The pivotal connection 55 between the casket bed supporting bracket 37 and the casket bed frame 51 exerts a compressive force of predetermined magnitude on these members and on the fiber washer 63 which is located between these members. The magnitude of the compressive force is preset to obtain a frictional resistance between these members which will retain the casket bed frame in any selected period of adjustment, yet will permit rotation of the casket bed frame to a new position simply by manually engaging the casket bed frame and turning it about the pivotal mounting 55. As previously mentioned, it is not necessary to provide a pivotal mounting between the casket bed frame and the support bracket at the foot end of the frame. Normally, there is sufficient flexibility in the frame. Normally, there is sufficient flexibility in the casket bed frame to allow the head end of the bed frame to twist while the foot end of the frame remains in the horizontal position.

The casket bed frame can be tilted within the limits defined by the stop members 65 and the casket bed frame will remain in any tilted position selected even under the weight of a corpse on the bed.

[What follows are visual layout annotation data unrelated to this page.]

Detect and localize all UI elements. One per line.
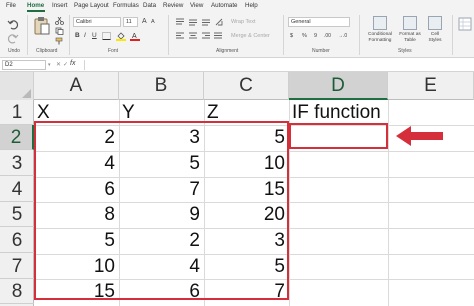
row-header-6[interactable]: 6: [0, 228, 34, 253]
cancel-entry-icon[interactable]: ✕: [56, 61, 61, 68]
group-label-font: Font: [108, 48, 119, 54]
formula-input[interactable]: [84, 60, 472, 70]
conditional-formatting-icon[interactable]: [373, 16, 387, 30]
tab-file[interactable]: File: [6, 0, 16, 12]
column-header-a[interactable]: A: [34, 72, 119, 100]
vertical-alignment-icons[interactable]: [174, 17, 224, 27]
font-name-select[interactable]: Calibri: [73, 17, 121, 27]
grow-font-button[interactable]: A: [142, 18, 147, 25]
format-painter-icon[interactable]: [55, 37, 64, 45]
ribbon: Undo Clipboard Calibri 11 A A B I U A Fo…: [0, 12, 474, 58]
insert-function-icon[interactable]: fx: [70, 60, 75, 67]
underline-button[interactable]: U: [92, 32, 97, 39]
name-box-dropdown-icon[interactable]: ▾: [48, 62, 51, 68]
undo-icon[interactable]: [7, 18, 19, 30]
cell-d4[interactable]: [289, 177, 388, 202]
decrease-decimal-button[interactable]: .00: [324, 33, 331, 39]
row-header-3[interactable]: 3: [0, 151, 34, 176]
column-headers: A B C D E: [0, 72, 474, 100]
format-as-table-button[interactable]: Format as Table: [396, 32, 424, 44]
group-label-undo: Undo: [8, 48, 20, 54]
group-label-alignment: Alignment: [216, 48, 239, 54]
paste-icon[interactable]: [34, 16, 50, 36]
tab-formulas[interactable]: Formulas: [113, 0, 139, 12]
tab-help[interactable]: Help: [245, 0, 258, 12]
horizontal-alignment-icons[interactable]: [174, 31, 224, 41]
gridline: [388, 100, 389, 306]
tab-view[interactable]: View: [190, 0, 203, 12]
select-all-corner[interactable]: [0, 72, 34, 100]
insert-cells-icon[interactable]: [458, 17, 472, 31]
font-size-select[interactable]: 11: [123, 17, 138, 27]
row-header-8[interactable]: 8: [0, 279, 34, 304]
font-color-icon[interactable]: A: [130, 31, 140, 41]
increase-decimal-button[interactable]: →.0: [338, 33, 347, 39]
column-header-b[interactable]: B: [119, 72, 204, 100]
group-label-clipboard: Clipboard: [36, 48, 58, 54]
ribbon-separator: [27, 15, 28, 55]
confirm-entry-icon[interactable]: ✓: [63, 61, 68, 68]
ribbon-tab-bar: File Home Insert Page Layout Formulas Da…: [0, 0, 474, 12]
tab-review[interactable]: Review: [163, 0, 183, 12]
data-range-highlight: [34, 121, 289, 300]
cell-d6[interactable]: [289, 228, 388, 253]
row-header-2[interactable]: 2: [0, 125, 34, 150]
accounting-format-button[interactable]: $: [290, 33, 293, 39]
bold-button[interactable]: B: [75, 32, 80, 39]
percent-style-button[interactable]: %: [302, 33, 307, 39]
group-label-number: Number: [312, 48, 330, 54]
cell-e1[interactable]: [388, 100, 474, 125]
row-header-4[interactable]: 4: [0, 177, 34, 202]
red-arrow-icon: [396, 126, 443, 146]
cell-d7[interactable]: [289, 254, 388, 279]
tab-page-layout[interactable]: Page Layout: [74, 0, 109, 12]
cell-d5[interactable]: [289, 202, 388, 227]
cell-styles-button[interactable]: Cell Styles: [424, 32, 446, 44]
format-as-table-icon[interactable]: [403, 16, 417, 30]
shrink-font-button[interactable]: A: [151, 19, 155, 25]
select-all-triangle: [22, 89, 31, 98]
cell-d3[interactable]: [289, 151, 388, 176]
formula-bar: D2 ▾ ✕ ✓ fx: [0, 58, 474, 72]
column-header-d[interactable]: D: [289, 72, 388, 100]
ribbon-separator: [168, 15, 169, 55]
active-cell-highlight: [289, 123, 388, 149]
name-box[interactable]: D2: [2, 60, 46, 70]
cell-d1[interactable]: IF function: [289, 100, 388, 125]
ribbon-separator: [452, 15, 453, 55]
ribbon-separator: [69, 15, 70, 55]
merge-center-button[interactable]: Merge & Center: [231, 33, 270, 39]
redo-icon[interactable]: [7, 32, 19, 44]
borders-icon[interactable]: [102, 32, 111, 40]
row-header-7[interactable]: 7: [0, 254, 34, 279]
number-format-select[interactable]: General: [288, 17, 350, 27]
column-header-c[interactable]: C: [204, 72, 289, 100]
group-label-styles: Styles: [398, 48, 412, 54]
column-header-e[interactable]: E: [388, 72, 474, 100]
wrap-text-button[interactable]: Wrap Text: [231, 19, 256, 25]
svg-text:A: A: [132, 33, 137, 40]
row-header-5[interactable]: 5: [0, 202, 34, 227]
tab-data[interactable]: Data: [143, 0, 156, 12]
tab-automate[interactable]: Automate: [211, 0, 237, 12]
copy-icon[interactable]: [55, 27, 64, 35]
conditional-formatting-button[interactable]: Conditional Formatting: [364, 32, 396, 44]
comma-style-button[interactable]: 9: [314, 33, 317, 39]
tab-insert[interactable]: Insert: [52, 0, 67, 12]
ribbon-separator: [359, 15, 360, 55]
cell-d8[interactable]: [289, 279, 388, 304]
row-header-1[interactable]: 1: [0, 100, 34, 125]
italic-button[interactable]: I: [84, 32, 86, 39]
fill-color-icon[interactable]: [116, 31, 126, 41]
cut-icon[interactable]: [55, 17, 64, 25]
cell-styles-icon[interactable]: [428, 16, 442, 30]
ribbon-separator: [283, 15, 284, 55]
row-headers: 1 2 3 4 5 6 7 8: [0, 100, 34, 306]
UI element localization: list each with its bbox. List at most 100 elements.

The bed frame can be tilted from one position to the other without requiring the use of any tools or the unlocking or locking of any mechanism. Therefore, manipulation of the casket bed frame does not require a high level of mechanical ability.

Whereas, the preferred form of the invention has been shown and described herein, it should be understood that many modifications, changes and alterations may be made to the embodiment of the invention without departing from the teaching of this invention. Therefore, the scope of this invention should be interpreted in light of the claims appended hereto.